La definizione di servizio pubblico essenziale è, poi, ulteriormente esplicitata, nel co. 2 dell’art. 1, attraverso un’elencazione, stavolta esemplificativa, di quelli che possono essere i settori nei quali si rende necessaria l’effettuazione di prestazioni indispensabili, in caso di sciopero, per garantire una soglia minima di servizio all’utenza. Si tratta, dunque di una indicazione che non deve essere considerata esaustiva, la norma, infatti, recita «in particolare nei seguenti servizi» e, dunque, non esclude la possibilità di un ampliamento o di una interpretazione estensiva, tutte le volte che ciò possa ritenersi funzionale agli scopi stessi della legge (Treu, T., sub art. 1, in Il diritto di sciopero nei servizi pubblici essenziali, in Nuove leggi civ. comm., 1991, 10; Vallebona, A., Le regole dello sciopero nei servizi pubblici essenziali, Torino, 2007, 55 ss.; Commissione di garanzia, del. 4.10.2001, n. 110, in www.cgsse.it ).
Così, ad esempio, mentre in tema di diritto alla mobilità dei cittadini, la legge indica in generale i servizi di trasporto pubblico urbano ed extraurbano, ferroviario, aereo e marittimo, ad essi sono stati aggiunti, dalla Commissione in via interpretativa, anche il servizio taxi, distribuzione di carburante, sicurezza e soccorso autostradale, autonoleggio con conducente (del. 4.10.2001, n. 100, in www.cgsse.it). Ancora, relativamente alla tutela della salute, la legge fa riferimento alla sanità in generale e la Commissione ha precisato che si deve avere riguardo non solo di quella pubblica, ma anche della sanità privata, ed anche, delle terme a fini terapeutici (dell. 16.3.2005, n. 134, 1.4.2004, n. 214, 11.11.2004, n. 612, in www.cgsse.it).
Al concetto di essenzialità dei diritti va affiancato anche quello del limite minimo, con il quale si vuole identificare proprio il grado della limitazione dell’esercizio e godimento dei diritti costituzionali che non saranno garantiti nella loro interezza, ma soltanto in un soglia minima, attraverso l’individuazione di prestazioni indispensabili (prestazioni indispensabili in caso di sciopero). Tale individuazione delle prestazioni indispensabili è rimessa all’autonomia collettiva.

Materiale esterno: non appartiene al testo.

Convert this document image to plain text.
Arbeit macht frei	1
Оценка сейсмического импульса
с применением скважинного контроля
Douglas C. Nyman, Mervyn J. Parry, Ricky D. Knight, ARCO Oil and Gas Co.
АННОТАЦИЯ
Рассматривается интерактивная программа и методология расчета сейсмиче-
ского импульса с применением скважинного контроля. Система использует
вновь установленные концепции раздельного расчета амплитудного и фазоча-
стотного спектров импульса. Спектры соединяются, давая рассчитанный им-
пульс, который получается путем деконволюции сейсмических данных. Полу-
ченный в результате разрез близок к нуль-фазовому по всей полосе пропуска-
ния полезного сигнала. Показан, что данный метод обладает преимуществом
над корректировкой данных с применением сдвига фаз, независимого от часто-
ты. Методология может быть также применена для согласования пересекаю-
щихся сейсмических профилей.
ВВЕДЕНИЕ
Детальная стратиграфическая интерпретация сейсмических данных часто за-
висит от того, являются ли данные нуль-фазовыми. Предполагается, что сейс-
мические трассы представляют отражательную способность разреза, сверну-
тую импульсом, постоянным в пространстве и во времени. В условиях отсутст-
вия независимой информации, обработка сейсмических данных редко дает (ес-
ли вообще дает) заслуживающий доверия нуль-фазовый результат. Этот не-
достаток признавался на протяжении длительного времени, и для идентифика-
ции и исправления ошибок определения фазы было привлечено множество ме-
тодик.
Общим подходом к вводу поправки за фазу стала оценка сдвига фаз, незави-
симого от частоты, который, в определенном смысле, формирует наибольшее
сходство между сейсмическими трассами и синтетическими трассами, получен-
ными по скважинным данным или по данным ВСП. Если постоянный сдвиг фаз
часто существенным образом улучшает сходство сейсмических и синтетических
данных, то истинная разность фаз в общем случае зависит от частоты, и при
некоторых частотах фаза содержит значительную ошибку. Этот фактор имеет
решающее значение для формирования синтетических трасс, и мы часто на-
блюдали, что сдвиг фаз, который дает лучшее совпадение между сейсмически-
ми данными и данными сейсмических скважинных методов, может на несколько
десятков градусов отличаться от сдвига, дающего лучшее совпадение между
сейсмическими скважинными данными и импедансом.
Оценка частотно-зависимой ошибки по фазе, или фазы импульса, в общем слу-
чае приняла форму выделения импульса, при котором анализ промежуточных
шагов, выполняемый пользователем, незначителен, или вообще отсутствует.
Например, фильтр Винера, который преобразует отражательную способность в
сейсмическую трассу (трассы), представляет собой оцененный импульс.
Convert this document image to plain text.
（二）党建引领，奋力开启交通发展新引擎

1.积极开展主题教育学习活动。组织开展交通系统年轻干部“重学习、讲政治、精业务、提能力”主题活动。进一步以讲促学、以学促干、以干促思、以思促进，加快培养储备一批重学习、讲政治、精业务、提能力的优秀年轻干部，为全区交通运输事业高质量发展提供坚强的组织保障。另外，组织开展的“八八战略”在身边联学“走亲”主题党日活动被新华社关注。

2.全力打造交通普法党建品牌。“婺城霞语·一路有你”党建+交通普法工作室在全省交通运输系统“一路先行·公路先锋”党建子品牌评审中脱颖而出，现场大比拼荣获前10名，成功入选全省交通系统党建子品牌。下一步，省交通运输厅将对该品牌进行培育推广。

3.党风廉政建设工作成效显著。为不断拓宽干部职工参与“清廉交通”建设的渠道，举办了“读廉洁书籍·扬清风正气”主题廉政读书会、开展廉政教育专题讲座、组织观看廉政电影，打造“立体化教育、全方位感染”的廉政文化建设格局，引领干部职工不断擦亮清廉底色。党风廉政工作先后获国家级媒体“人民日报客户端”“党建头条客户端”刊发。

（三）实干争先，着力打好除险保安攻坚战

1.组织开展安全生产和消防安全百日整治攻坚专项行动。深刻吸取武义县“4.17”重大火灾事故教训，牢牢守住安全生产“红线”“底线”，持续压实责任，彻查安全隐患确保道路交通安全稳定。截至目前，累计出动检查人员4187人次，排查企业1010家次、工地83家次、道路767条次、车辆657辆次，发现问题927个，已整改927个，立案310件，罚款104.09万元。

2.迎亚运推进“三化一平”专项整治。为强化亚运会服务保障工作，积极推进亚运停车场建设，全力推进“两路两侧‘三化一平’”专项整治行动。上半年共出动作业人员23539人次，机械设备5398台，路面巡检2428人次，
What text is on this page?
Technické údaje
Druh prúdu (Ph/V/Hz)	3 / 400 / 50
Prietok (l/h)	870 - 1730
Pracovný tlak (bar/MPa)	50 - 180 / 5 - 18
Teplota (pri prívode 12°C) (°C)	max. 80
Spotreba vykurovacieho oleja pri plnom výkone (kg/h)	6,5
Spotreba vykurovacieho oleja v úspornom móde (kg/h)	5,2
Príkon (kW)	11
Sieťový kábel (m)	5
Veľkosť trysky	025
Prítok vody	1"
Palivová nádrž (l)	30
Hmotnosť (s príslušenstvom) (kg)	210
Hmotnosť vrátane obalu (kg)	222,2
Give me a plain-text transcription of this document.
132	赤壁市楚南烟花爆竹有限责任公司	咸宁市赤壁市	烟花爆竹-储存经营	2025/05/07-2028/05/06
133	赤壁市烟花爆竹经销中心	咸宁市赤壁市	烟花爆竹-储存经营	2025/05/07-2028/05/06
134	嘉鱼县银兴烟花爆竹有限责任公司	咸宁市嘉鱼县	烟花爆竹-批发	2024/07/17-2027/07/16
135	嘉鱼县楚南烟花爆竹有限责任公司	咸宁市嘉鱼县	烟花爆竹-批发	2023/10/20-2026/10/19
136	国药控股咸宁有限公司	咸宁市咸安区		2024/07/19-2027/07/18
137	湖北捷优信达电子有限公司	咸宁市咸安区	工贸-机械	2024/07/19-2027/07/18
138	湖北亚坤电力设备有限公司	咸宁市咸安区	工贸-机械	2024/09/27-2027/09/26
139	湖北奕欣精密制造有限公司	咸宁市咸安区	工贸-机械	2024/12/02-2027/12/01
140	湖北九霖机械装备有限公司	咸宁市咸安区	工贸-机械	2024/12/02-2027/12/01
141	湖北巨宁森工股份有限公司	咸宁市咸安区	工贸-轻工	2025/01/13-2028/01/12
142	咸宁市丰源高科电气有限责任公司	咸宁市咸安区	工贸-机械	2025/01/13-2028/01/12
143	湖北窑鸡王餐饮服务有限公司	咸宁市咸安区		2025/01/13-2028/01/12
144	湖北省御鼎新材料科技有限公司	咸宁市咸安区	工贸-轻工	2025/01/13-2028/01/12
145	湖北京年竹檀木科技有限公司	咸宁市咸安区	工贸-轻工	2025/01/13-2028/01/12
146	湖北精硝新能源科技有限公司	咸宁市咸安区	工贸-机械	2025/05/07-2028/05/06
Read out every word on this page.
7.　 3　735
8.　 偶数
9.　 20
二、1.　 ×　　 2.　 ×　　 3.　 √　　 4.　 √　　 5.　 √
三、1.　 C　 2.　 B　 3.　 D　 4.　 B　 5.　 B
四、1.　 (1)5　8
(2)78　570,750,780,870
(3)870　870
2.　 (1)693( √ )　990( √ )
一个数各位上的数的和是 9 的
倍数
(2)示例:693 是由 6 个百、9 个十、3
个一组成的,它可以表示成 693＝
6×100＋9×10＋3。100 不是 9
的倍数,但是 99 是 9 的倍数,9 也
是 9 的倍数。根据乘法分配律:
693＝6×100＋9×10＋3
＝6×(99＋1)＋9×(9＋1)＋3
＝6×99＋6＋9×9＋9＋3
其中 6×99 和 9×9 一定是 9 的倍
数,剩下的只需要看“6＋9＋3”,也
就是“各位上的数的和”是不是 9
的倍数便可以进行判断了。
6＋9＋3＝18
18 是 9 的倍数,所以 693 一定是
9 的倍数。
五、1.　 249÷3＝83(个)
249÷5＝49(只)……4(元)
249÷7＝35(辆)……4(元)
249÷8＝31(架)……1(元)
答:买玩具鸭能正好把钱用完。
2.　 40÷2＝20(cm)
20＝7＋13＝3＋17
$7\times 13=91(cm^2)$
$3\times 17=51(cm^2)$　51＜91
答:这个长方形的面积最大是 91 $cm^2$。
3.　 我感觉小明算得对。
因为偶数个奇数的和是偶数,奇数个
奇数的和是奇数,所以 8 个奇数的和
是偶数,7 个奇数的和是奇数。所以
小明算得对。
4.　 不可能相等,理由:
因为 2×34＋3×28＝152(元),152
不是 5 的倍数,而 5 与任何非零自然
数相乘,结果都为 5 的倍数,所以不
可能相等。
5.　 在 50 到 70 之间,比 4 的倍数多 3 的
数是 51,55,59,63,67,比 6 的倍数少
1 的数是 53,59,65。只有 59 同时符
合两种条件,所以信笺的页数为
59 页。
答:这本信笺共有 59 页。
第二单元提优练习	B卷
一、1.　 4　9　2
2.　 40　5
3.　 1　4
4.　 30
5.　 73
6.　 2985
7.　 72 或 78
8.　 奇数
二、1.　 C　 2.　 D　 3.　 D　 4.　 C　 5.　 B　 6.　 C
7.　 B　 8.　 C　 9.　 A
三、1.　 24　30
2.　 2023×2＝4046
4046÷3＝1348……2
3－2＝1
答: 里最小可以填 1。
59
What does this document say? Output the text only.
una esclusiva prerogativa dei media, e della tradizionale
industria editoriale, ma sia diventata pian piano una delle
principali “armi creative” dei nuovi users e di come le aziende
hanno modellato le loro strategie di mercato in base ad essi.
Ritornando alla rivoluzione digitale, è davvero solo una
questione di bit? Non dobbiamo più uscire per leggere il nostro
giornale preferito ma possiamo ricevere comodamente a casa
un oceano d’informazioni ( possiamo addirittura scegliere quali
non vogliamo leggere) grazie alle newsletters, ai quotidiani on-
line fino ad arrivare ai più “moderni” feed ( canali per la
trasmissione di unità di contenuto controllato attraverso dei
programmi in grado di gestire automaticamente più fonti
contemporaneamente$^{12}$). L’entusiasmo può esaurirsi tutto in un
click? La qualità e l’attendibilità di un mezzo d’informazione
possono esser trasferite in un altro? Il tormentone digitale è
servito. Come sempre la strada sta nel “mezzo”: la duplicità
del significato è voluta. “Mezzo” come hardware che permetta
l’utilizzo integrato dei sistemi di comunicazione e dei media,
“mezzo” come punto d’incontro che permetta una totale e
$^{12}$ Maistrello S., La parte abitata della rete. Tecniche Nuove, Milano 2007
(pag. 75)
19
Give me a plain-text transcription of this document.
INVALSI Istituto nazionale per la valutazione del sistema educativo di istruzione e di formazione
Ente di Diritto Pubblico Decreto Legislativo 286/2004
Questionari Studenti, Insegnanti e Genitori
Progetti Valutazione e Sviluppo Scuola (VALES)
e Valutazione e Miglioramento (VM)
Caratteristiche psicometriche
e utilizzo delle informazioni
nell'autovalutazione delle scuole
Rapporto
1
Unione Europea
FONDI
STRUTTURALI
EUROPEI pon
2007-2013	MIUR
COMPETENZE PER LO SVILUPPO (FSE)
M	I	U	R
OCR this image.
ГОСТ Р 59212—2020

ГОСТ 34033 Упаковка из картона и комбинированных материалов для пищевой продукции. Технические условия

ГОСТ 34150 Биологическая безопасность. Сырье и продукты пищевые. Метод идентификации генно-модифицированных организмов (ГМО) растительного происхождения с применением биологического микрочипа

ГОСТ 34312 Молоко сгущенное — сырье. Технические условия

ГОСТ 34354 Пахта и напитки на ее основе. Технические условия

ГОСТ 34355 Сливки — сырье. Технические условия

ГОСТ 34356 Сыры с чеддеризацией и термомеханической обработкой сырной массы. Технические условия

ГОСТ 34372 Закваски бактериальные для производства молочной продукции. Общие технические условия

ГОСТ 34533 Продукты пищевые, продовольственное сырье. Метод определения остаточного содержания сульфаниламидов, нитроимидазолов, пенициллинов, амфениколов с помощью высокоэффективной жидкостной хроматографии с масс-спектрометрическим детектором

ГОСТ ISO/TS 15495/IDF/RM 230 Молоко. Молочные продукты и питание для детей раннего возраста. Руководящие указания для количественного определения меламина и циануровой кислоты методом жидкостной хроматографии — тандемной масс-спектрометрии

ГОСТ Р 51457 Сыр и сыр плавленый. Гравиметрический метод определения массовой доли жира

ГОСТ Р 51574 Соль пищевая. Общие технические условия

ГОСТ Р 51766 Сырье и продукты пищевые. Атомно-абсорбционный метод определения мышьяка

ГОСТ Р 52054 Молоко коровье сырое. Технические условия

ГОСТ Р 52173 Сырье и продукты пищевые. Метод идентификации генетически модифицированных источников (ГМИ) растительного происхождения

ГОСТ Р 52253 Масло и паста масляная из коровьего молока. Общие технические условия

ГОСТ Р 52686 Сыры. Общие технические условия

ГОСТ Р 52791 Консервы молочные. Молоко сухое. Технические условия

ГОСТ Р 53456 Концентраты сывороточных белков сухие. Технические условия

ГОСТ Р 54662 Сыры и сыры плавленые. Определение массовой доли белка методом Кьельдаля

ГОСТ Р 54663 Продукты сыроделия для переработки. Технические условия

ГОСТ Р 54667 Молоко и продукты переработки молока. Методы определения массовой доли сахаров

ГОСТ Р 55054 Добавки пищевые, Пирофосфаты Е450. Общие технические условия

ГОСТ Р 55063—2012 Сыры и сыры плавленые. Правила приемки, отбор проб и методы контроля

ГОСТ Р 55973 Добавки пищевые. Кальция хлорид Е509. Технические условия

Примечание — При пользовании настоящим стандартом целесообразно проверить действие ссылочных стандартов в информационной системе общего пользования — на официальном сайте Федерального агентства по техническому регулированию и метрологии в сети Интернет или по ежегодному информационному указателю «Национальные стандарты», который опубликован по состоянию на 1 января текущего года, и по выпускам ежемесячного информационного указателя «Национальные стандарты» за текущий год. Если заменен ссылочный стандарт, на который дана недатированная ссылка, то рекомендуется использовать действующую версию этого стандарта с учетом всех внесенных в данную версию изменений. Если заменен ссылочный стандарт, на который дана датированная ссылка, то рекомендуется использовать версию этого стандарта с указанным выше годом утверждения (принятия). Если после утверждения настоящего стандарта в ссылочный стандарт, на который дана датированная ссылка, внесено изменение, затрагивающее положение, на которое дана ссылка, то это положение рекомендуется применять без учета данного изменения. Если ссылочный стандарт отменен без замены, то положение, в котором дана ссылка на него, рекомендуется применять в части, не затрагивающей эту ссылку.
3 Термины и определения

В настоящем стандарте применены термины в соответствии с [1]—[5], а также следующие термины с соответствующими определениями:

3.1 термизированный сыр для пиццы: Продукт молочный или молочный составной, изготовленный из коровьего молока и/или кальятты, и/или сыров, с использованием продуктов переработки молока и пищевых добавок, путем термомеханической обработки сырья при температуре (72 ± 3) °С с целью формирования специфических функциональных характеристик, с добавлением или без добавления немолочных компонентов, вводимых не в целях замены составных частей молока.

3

Nel sistema della l. n. 146/1990 è, dunque, evidente la scelta di fondo del legislatore verso l’affermazione di un ruolo centrale dell’autonomia collettiva (Ghera, E., Il contratto collettivo tra natura negoziale e di fonte normativa, in Riv. it. dir. lav., I, 2012, 195 ss.), a ribadire la natura relativa della riserva di legge contenuta nell’art. 40 Cost. Si tratta del riconoscimento del valore della contrattazione e del ruolo del sindacato per una regolamentazione del conflitto basata, prevalentemente, sul consenso (Treu, T., Il conflitto e le regole, in Giorn. dir. lav. rel. ind., 2000, 22 ss.).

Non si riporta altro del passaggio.